HESI LPN
HESI Fundamentals Practice Questions
1. When a nurse instructs a client with hearing loss about cleaning their new hearing aids, which statement indicates that the client understands the instructions?
- A. I use a damp cloth to clean the outside part of my hearing aids.
- B. I clean my hearing aids' ear molds with rubbing alcohol.
- C. I always keep the volume of my hearing aids turned up for better hearing.
- D. I remove the batteries from my hearing aids when not in use at night.
Correct answer: A
Rationale: The correct answer is A because cleaning the outside part of hearing aids with a damp cloth is an appropriate method. Rubbing alcohol can damage ear molds, so choice B is incorrect. Keeping the volume of hearing aids turned up high may lead to discomfort, making choice C incorrect. Removing batteries when not in use at night is good practice for battery life, but it does not directly relate to understanding cleaning instructions, so choice D is less relevant in this context.

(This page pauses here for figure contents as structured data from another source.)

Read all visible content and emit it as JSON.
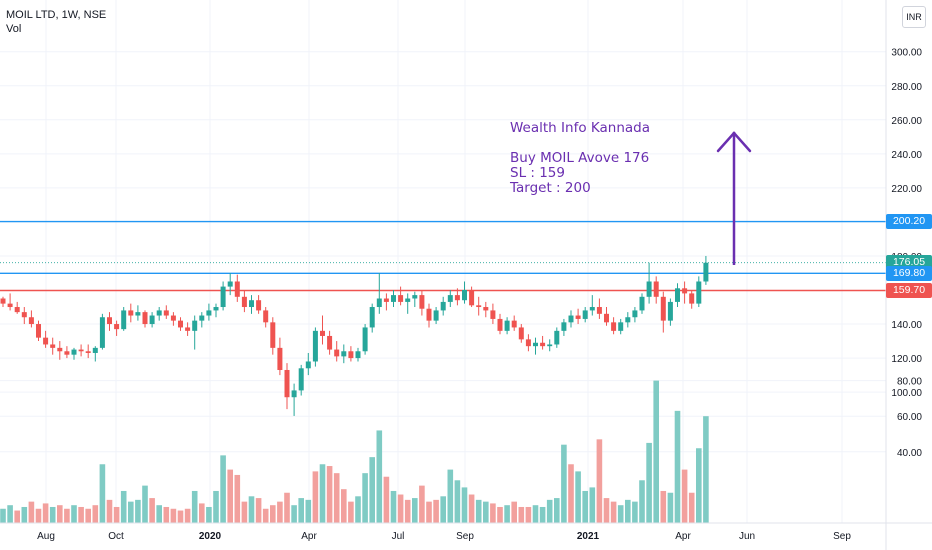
{
  "legend": {
    "symbol": "MOIL LTD, 1W, NSE",
    "indicator": "Vol"
  },
  "currency": "INR",
  "annotation": {
    "title": "Wealth Info Kannada",
    "line1": "Buy  MOIL Avove 176",
    "line2": "SL : 159",
    "line3": "Target : 200"
  },
  "price_labels": [
    {
      "text": "200.20",
      "value": 200.2,
      "color": "#2196f3"
    },
    {
      "text": "176.05",
      "value": 176.05,
      "color": "#26a69a"
    },
    {
      "text": "169.80",
      "value": 169.8,
      "color": "#2196f3"
    },
    {
      "text": "159.70",
      "value": 159.7,
      "color": "#ef5350"
    }
  ],
  "colors": {
    "up": "#26a69a",
    "down": "#ef5350",
    "vol_up": "#7fcbc4",
    "vol_down": "#f2a09d",
    "arrow": "#6a2fb0",
    "grid": "#f0f3fa"
  },
  "chart_data": {
    "type": "candlestick",
    "timeframe": "1W",
    "y_axis_ticks": [
      "300.00",
      "280.00",
      "260.00",
      "240.00",
      "220.00",
      "200.00",
      "180.00",
      "140.00",
      "120.00",
      "100.00",
      "80.00",
      "60.00",
      "40.00"
    ],
    "x_axis_ticks": [
      "Aug",
      "Oct",
      "2020",
      "Apr",
      "Jul",
      "Sep",
      "2021",
      "Apr",
      "Jun",
      "Sep"
    ],
    "horizontal_lines": [
      200.2,
      169.8,
      159.7
    ],
    "candles": [
      [
        155,
        156,
        150,
        152
      ],
      [
        152,
        158,
        148,
        150
      ],
      [
        150,
        153,
        146,
        147
      ],
      [
        147,
        150,
        140,
        144
      ],
      [
        144,
        148,
        138,
        140
      ],
      [
        140,
        142,
        130,
        132
      ],
      [
        132,
        136,
        126,
        128
      ],
      [
        128,
        132,
        122,
        126
      ],
      [
        126,
        130,
        119,
        124
      ],
      [
        124,
        127,
        120,
        122
      ],
      [
        122,
        126,
        119,
        125
      ],
      [
        125,
        128,
        121,
        124
      ],
      [
        124,
        128,
        120,
        123
      ],
      [
        123,
        127,
        118,
        126
      ],
      [
        126,
        146,
        125,
        144
      ],
      [
        144,
        147,
        136,
        140
      ],
      [
        140,
        142,
        133,
        137
      ],
      [
        137,
        150,
        136,
        148
      ],
      [
        148,
        152,
        141,
        145
      ],
      [
        145,
        151,
        142,
        147
      ],
      [
        147,
        148,
        138,
        140
      ],
      [
        140,
        147,
        138,
        145
      ],
      [
        145,
        150,
        142,
        148
      ],
      [
        148,
        151,
        143,
        145
      ],
      [
        145,
        147,
        139,
        142
      ],
      [
        142,
        144,
        136,
        138
      ],
      [
        138,
        141,
        133,
        136
      ],
      [
        136,
        145,
        125,
        142
      ],
      [
        142,
        147,
        138,
        145
      ],
      [
        145,
        152,
        142,
        148
      ],
      [
        148,
        152,
        144,
        150
      ],
      [
        150,
        165,
        148,
        162
      ],
      [
        162,
        170,
        157,
        165
      ],
      [
        165,
        169,
        153,
        156
      ],
      [
        156,
        160,
        147,
        150
      ],
      [
        150,
        157,
        146,
        154
      ],
      [
        154,
        157,
        146,
        148
      ],
      [
        148,
        150,
        138,
        141
      ],
      [
        141,
        144,
        122,
        126
      ],
      [
        126,
        132,
        110,
        113
      ],
      [
        113,
        117,
        90,
        97
      ],
      [
        97,
        105,
        86,
        101
      ],
      [
        101,
        116,
        98,
        114
      ],
      [
        114,
        123,
        110,
        118
      ],
      [
        118,
        138,
        115,
        136
      ],
      [
        136,
        145,
        128,
        133
      ],
      [
        133,
        136,
        122,
        125
      ],
      [
        125,
        130,
        118,
        121
      ],
      [
        121,
        128,
        117,
        124
      ],
      [
        124,
        127,
        118,
        120
      ],
      [
        120,
        126,
        118,
        124
      ],
      [
        124,
        140,
        122,
        138
      ],
      [
        138,
        152,
        135,
        150
      ],
      [
        150,
        170,
        146,
        155
      ],
      [
        155,
        158,
        148,
        153
      ],
      [
        153,
        160,
        150,
        157
      ],
      [
        157,
        162,
        151,
        153
      ],
      [
        153,
        158,
        146,
        155
      ],
      [
        155,
        159,
        150,
        157
      ],
      [
        157,
        160,
        145,
        149
      ],
      [
        149,
        152,
        138,
        142
      ],
      [
        142,
        150,
        140,
        148
      ],
      [
        148,
        156,
        145,
        153
      ],
      [
        153,
        160,
        150,
        157
      ],
      [
        157,
        161,
        151,
        154
      ],
      [
        154,
        165,
        152,
        160
      ],
      [
        160,
        162,
        150,
        151
      ],
      [
        151,
        156,
        145,
        150
      ],
      [
        150,
        153,
        144,
        148
      ],
      [
        148,
        152,
        140,
        143
      ],
      [
        143,
        146,
        134,
        136
      ],
      [
        136,
        144,
        134,
        142
      ],
      [
        142,
        145,
        136,
        138
      ],
      [
        138,
        140,
        129,
        131
      ],
      [
        131,
        134,
        124,
        127
      ],
      [
        127,
        132,
        122,
        129
      ],
      [
        129,
        133,
        125,
        127
      ],
      [
        127,
        131,
        124,
        128
      ],
      [
        128,
        138,
        126,
        136
      ],
      [
        136,
        143,
        133,
        141
      ],
      [
        141,
        148,
        138,
        145
      ],
      [
        145,
        149,
        140,
        143
      ],
      [
        143,
        150,
        141,
        148
      ],
      [
        148,
        157,
        145,
        150
      ],
      [
        150,
        155,
        143,
        146
      ],
      [
        146,
        150,
        139,
        141
      ],
      [
        141,
        144,
        134,
        136
      ],
      [
        136,
        143,
        134,
        141
      ],
      [
        141,
        147,
        138,
        144
      ],
      [
        144,
        150,
        141,
        148
      ],
      [
        148,
        158,
        146,
        156
      ],
      [
        156,
        176,
        152,
        165
      ],
      [
        165,
        168,
        152,
        156
      ],
      [
        156,
        159,
        135,
        142
      ],
      [
        142,
        155,
        139,
        153
      ],
      [
        153,
        164,
        150,
        161
      ],
      [
        161,
        165,
        152,
        158
      ],
      [
        158,
        160,
        149,
        152
      ],
      [
        152,
        168,
        150,
        165
      ],
      [
        165,
        180,
        163,
        176
      ]
    ],
    "volume": [
      [
        8,
        1
      ],
      [
        10,
        1
      ],
      [
        7,
        0
      ],
      [
        9,
        1
      ],
      [
        12,
        0
      ],
      [
        8,
        0
      ],
      [
        11,
        0
      ],
      [
        9,
        1
      ],
      [
        10,
        0
      ],
      [
        8,
        0
      ],
      [
        10,
        1
      ],
      [
        9,
        0
      ],
      [
        8,
        0
      ],
      [
        10,
        0
      ],
      [
        33,
        1
      ],
      [
        13,
        0
      ],
      [
        9,
        0
      ],
      [
        18,
        1
      ],
      [
        12,
        1
      ],
      [
        13,
        1
      ],
      [
        21,
        1
      ],
      [
        14,
        0
      ],
      [
        10,
        1
      ],
      [
        9,
        0
      ],
      [
        8,
        0
      ],
      [
        7,
        0
      ],
      [
        8,
        0
      ],
      [
        18,
        1
      ],
      [
        11,
        0
      ],
      [
        9,
        1
      ],
      [
        18,
        1
      ],
      [
        38,
        1
      ],
      [
        30,
        0
      ],
      [
        27,
        0
      ],
      [
        12,
        0
      ],
      [
        15,
        1
      ],
      [
        14,
        0
      ],
      [
        8,
        0
      ],
      [
        10,
        0
      ],
      [
        12,
        0
      ],
      [
        17,
        0
      ],
      [
        10,
        1
      ],
      [
        14,
        1
      ],
      [
        13,
        1
      ],
      [
        29,
        0
      ],
      [
        33,
        1
      ],
      [
        32,
        0
      ],
      [
        28,
        0
      ],
      [
        19,
        0
      ],
      [
        12,
        0
      ],
      [
        15,
        1
      ],
      [
        28,
        1
      ],
      [
        37,
        1
      ],
      [
        52,
        1
      ],
      [
        26,
        0
      ],
      [
        18,
        1
      ],
      [
        16,
        0
      ],
      [
        13,
        0
      ],
      [
        14,
        1
      ],
      [
        21,
        0
      ],
      [
        12,
        0
      ],
      [
        13,
        0
      ],
      [
        15,
        1
      ],
      [
        30,
        1
      ],
      [
        24,
        1
      ],
      [
        20,
        1
      ],
      [
        16,
        0
      ],
      [
        13,
        1
      ],
      [
        12,
        1
      ],
      [
        11,
        0
      ],
      [
        9,
        0
      ],
      [
        10,
        1
      ],
      [
        12,
        0
      ],
      [
        9,
        0
      ],
      [
        9,
        0
      ],
      [
        10,
        1
      ],
      [
        9,
        1
      ],
      [
        13,
        1
      ],
      [
        14,
        1
      ],
      [
        44,
        1
      ],
      [
        33,
        0
      ],
      [
        29,
        1
      ],
      [
        18,
        1
      ],
      [
        20,
        1
      ],
      [
        47,
        0
      ],
      [
        14,
        0
      ],
      [
        12,
        0
      ],
      [
        10,
        1
      ],
      [
        13,
        1
      ],
      [
        12,
        1
      ],
      [
        24,
        1
      ],
      [
        45,
        1
      ],
      [
        80,
        1
      ],
      [
        18,
        0
      ],
      [
        17,
        1
      ],
      [
        63,
        1
      ],
      [
        30,
        0
      ],
      [
        17,
        0
      ],
      [
        42,
        1
      ],
      [
        60,
        1
      ]
    ]
  }
}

2. During an assessment, a healthcare professional observes significant tenting of the skin over an older adult client's forearm. What factor should the healthcare professional primarily consider as a cause for this finding?
- A. Thin, parchment-like skin
- B. Loss of adipose tissue
- C. Dehydration
- D. Diminished skin elasticity
Correct answer: C
Rationale: Dehydration is the primary factor to consider in this scenario. Dehydration leads to decreased skin turgor and tenting, where the skin does not return to its normal position when pinched. While thin, parchment-like skin, loss of adipose tissue, and diminished skin elasticity can contribute to skin changes, they are not the primary cause of the significant tenting observed.
3. Which nursing diagnosis would be a priority for a client admitted with a CVA (cerebral vascular accident)?
- A. Risk for aspiration
- B. Impaired physical mobility
- C. Disturbed sensory perception
- D. Interrupted family processes
Correct answer: A
Rationale: The correct answer is 'Risk for aspiration' as it is a priority concern in clients with a CVA due to potential swallowing difficulties. Aspiration poses immediate risks such as pneumonia, which can be life-threatening. Impaired physical mobility, while important, may not be as urgent as the risk for aspiration in this scenario. Disturbed sensory perception and interrupted family processes are not typically the most critical concerns in the acute phase of a CVA.
4. A healthcare professional is reviewing the laboratory values for a client who has a positive Chvostek's sign. Which of the following laboratory findings should the healthcare professional expect?
- A. Decreased calcium
- B. Elevated potassium
- C. Increased sodium
- D. Low hemoglobin
Correct answer: A
Rationale: A positive Chvostek's sign is a clinical indication of low calcium levels, known as hypocalcemia. This sign is elicited by tapping the facial nerve anterior to the ear, resulting in facial muscle twitching. The correct laboratory finding associated with a positive Chvostek's sign is decreased calcium. Elevated potassium (Choice B) is not typically associated with Chvostek's sign but can be seen in conditions like renal failure. Increased sodium (Choice C) is not directly related to Chvostek's sign and is more commonly associated with hypernatremia. Low hemoglobin (Choice D) is not the expected laboratory finding in a client with a positive Chvostek's sign; instead, it suggests anemia, which is unrelated to this clinical manifestation.
5. A client has an indwelling urinary catheter. Which of the following assessment findings indicates that the catheter requires irrigation?
- A. Bladder scan shows 525 mL of urine
- B. Urine has a strong odor
- C. The client reports abdominal discomfort
- D. The catheter is blocked or not draining
Correct answer: D
Rationale: The correct answer is D because if the catheter is blocked or not draining, it may need irrigation to restore proper flow. Option A, 'Bladder scan shows 525 mL of urine,' does not necessarily indicate the need for irrigation as it could be within the expected range for catheter drainage. Option B, 'Urine has a strong odor,' may indicate a urinary tract infection but does not directly correlate with the need for catheter irrigation. Option C, 'The client reports abdominal discomfort,' could indicate various issues but does not specifically suggest the need for catheter irrigation.